A diverse group of financial market participants (the "signatories") urged the SEC not to approve a rule change proposed by the Government Securities Division ("GSD") of the Fixed Income Clearing Corporation ("FICC") that would a establish a "Capped Contingent Liquidity Facility" ("CCLF"). Under the proposal, the FICC would require "solvent members of the GSD to [have demonstrated sufficient liquidity reserves to] fund the portfolio of a failed participant family during the liquidation process of that participant family."

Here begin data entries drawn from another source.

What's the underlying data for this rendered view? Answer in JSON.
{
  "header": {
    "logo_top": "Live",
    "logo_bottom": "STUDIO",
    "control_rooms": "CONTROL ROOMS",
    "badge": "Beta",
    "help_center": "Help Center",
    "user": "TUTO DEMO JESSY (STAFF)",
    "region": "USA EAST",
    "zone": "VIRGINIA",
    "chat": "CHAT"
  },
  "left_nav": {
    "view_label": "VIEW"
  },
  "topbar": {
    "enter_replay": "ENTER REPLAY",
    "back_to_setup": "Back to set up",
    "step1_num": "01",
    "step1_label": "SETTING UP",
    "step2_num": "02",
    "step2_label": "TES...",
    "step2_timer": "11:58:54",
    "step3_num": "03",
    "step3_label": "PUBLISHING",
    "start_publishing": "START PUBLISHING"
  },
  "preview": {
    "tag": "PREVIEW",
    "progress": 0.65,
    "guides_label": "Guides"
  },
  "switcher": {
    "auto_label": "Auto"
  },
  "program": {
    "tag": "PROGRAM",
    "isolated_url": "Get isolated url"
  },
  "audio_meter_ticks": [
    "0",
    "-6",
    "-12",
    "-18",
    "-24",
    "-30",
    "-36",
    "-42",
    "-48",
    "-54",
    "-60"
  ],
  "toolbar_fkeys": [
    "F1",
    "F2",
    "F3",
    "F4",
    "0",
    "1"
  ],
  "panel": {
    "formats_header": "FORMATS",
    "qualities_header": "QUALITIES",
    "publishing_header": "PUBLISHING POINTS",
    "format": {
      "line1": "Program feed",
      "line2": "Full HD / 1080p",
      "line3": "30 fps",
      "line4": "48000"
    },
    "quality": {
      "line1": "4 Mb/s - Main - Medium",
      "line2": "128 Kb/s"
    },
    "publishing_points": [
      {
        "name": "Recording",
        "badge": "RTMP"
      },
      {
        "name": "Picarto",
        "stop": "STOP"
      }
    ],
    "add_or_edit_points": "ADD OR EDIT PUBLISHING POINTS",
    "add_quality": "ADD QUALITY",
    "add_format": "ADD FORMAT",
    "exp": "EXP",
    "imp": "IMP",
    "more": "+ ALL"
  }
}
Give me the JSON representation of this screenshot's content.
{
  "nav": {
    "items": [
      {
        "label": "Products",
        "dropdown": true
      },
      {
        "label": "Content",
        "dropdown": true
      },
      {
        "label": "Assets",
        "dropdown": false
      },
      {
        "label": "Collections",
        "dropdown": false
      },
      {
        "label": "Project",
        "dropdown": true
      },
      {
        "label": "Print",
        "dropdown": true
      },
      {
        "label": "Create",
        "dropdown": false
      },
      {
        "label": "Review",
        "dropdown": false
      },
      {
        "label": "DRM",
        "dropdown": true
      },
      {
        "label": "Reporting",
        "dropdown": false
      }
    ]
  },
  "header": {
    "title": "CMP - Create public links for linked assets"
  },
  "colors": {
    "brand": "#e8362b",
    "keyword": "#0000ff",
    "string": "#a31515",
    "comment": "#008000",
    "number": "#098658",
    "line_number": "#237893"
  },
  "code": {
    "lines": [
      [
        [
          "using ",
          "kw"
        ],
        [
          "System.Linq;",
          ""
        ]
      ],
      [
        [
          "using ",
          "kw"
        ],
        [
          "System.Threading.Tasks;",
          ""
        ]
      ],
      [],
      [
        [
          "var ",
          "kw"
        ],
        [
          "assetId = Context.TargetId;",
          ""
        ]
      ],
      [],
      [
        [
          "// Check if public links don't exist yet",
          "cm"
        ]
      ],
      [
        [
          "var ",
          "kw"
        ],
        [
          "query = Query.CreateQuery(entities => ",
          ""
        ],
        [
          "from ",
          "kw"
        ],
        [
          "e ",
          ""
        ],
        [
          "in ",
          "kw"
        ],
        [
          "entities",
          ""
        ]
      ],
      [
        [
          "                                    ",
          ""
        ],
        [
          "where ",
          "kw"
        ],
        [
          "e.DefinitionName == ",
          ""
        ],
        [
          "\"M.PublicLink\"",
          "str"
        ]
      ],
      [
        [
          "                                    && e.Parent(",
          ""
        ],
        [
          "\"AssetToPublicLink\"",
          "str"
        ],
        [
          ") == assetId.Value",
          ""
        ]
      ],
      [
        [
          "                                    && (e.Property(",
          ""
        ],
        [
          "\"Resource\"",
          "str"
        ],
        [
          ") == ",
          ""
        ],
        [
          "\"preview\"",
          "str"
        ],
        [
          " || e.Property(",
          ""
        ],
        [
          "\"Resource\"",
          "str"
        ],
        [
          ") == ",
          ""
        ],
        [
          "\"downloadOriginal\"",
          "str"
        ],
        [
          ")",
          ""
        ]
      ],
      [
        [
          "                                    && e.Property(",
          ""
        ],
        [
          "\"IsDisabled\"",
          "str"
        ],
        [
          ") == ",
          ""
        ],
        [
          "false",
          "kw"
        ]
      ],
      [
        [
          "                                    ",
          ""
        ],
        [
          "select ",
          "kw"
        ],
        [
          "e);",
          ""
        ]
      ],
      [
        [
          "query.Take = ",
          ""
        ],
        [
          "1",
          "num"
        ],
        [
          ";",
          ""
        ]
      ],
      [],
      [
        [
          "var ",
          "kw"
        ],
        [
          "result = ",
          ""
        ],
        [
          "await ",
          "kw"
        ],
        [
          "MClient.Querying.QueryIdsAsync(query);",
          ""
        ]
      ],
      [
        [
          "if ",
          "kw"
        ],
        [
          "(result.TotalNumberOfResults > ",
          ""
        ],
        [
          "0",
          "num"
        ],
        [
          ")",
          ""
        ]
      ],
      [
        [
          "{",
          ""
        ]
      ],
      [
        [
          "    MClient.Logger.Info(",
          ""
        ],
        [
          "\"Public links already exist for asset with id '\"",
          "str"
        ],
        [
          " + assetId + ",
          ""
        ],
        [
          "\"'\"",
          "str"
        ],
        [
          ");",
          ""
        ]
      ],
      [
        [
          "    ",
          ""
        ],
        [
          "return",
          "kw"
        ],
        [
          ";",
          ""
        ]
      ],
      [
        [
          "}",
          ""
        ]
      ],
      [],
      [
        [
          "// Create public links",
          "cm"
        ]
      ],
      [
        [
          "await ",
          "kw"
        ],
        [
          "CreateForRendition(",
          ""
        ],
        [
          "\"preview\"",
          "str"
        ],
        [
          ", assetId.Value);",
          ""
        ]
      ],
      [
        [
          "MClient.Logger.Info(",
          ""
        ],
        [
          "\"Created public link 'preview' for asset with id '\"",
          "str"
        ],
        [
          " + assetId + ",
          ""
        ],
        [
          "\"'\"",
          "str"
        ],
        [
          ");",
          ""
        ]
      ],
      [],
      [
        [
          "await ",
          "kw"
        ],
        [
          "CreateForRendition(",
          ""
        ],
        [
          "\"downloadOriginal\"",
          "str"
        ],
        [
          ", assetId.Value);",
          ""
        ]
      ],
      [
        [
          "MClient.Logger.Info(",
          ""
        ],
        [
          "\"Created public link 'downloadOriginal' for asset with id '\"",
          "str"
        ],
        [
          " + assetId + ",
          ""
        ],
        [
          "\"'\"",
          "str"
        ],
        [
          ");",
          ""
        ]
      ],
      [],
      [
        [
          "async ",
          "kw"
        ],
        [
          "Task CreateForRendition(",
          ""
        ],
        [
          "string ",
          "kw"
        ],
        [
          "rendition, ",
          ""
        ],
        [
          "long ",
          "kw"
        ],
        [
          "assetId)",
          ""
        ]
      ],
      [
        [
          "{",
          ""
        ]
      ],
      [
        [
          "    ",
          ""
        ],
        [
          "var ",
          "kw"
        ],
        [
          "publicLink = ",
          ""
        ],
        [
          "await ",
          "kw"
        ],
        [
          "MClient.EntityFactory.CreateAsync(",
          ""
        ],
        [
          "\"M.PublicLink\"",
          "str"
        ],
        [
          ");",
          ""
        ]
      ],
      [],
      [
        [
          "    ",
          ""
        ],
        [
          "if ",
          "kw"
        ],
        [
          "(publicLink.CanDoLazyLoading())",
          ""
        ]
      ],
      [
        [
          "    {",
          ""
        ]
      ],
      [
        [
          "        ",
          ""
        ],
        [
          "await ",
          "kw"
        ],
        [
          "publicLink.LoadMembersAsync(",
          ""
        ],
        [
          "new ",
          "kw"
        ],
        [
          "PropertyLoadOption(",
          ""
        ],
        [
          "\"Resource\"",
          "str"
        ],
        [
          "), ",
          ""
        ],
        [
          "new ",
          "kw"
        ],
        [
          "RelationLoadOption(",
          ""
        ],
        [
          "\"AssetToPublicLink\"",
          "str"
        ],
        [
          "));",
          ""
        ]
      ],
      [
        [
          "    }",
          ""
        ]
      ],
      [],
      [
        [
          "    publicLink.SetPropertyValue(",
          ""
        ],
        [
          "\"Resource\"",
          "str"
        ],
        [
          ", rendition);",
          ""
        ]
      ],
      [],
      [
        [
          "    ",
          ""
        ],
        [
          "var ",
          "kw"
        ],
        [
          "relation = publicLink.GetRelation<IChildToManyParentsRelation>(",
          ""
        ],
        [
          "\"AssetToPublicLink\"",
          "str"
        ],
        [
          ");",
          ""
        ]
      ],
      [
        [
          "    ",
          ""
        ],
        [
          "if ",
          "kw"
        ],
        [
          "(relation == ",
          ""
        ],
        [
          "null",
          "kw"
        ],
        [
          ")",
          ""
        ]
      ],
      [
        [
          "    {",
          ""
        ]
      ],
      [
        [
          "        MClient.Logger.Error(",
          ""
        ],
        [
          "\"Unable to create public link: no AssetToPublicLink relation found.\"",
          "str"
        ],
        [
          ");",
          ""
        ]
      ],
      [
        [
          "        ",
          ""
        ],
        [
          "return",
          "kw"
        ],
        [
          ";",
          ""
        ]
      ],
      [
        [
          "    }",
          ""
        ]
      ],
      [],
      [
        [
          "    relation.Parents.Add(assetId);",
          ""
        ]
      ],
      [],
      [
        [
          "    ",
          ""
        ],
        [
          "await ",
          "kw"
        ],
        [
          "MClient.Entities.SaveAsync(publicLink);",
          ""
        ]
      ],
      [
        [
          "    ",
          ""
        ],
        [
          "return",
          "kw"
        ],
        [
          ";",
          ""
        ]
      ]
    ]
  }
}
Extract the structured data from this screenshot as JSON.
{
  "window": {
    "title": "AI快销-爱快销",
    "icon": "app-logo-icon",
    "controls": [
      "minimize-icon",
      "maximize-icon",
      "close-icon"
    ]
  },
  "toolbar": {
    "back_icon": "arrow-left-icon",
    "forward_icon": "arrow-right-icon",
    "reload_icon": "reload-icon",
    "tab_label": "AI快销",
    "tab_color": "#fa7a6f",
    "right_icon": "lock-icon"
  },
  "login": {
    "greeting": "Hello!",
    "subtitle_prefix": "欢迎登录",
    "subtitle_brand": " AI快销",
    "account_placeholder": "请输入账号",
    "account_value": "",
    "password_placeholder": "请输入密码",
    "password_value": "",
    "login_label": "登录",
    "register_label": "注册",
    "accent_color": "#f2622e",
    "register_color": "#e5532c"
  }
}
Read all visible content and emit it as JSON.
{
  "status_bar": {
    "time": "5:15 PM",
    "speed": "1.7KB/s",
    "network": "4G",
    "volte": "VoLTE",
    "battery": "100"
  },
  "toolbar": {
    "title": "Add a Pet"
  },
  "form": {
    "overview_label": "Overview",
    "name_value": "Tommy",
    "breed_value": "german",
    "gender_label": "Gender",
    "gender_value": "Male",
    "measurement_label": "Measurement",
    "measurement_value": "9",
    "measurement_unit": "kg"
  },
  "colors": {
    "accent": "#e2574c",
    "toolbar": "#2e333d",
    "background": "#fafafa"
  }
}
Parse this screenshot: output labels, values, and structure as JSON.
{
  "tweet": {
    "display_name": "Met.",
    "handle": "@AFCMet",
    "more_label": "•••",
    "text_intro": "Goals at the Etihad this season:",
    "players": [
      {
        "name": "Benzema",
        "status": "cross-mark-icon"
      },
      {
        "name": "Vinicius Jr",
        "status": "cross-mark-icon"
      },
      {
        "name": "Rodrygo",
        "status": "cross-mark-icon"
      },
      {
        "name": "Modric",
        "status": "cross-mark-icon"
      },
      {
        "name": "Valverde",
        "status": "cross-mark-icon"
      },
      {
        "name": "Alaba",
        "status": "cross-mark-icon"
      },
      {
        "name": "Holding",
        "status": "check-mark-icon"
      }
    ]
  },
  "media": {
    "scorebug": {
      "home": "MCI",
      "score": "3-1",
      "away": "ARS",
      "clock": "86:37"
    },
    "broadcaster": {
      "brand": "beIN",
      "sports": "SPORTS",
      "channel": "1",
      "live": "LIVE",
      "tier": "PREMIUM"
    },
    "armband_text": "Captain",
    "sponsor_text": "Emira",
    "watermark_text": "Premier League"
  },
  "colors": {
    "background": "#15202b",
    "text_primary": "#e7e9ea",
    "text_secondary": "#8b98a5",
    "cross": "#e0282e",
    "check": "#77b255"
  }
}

The signatories argued that even though Exchange Act Rule 17Ad-22(b)(3) requires a registered clearing agency to be able to "maintain sufficient financial resources to withstand . . . a default by the participant family to which it has the largest exposure in extreme but plausible market conditions," U.S. government securities are "riskless assets." For that reason, the signatories claimed, the scenario that the CCLF is designed to remedy is unlikely ever to come to fruition. Instead, the funding burden imposed on market participants by the CCLF would force participants away from central clearing transactions, increase costs to customers, reduce the availability of liquidity for other markets in greater need, and reduce the availability of funding in stable economic conditions.

The signatories asked the SEC not to approve the adoption of the CCLF in its current form. They also urged the Commission to undertake a more comprehensive review of the potential effects of CCLF implementation.

Note: Cadwalader consulted on the content of the comment letter.

Commentary / Steven Lofchie

Regulators are beginning to pay attention to the deleterious effects of Dodd-Frank rulemaking, including to decreased liquidity in the fixed income markets. In a recent speech, CFTC Commissioner J. Christopher Giancarlo noted that there have been an increasing number of market breaks in the government securities markets. He attributed those disruptions to burdensome regulations. Instituting safety measures where they are not required actually reduces the soundness of the market by discouraging market participation.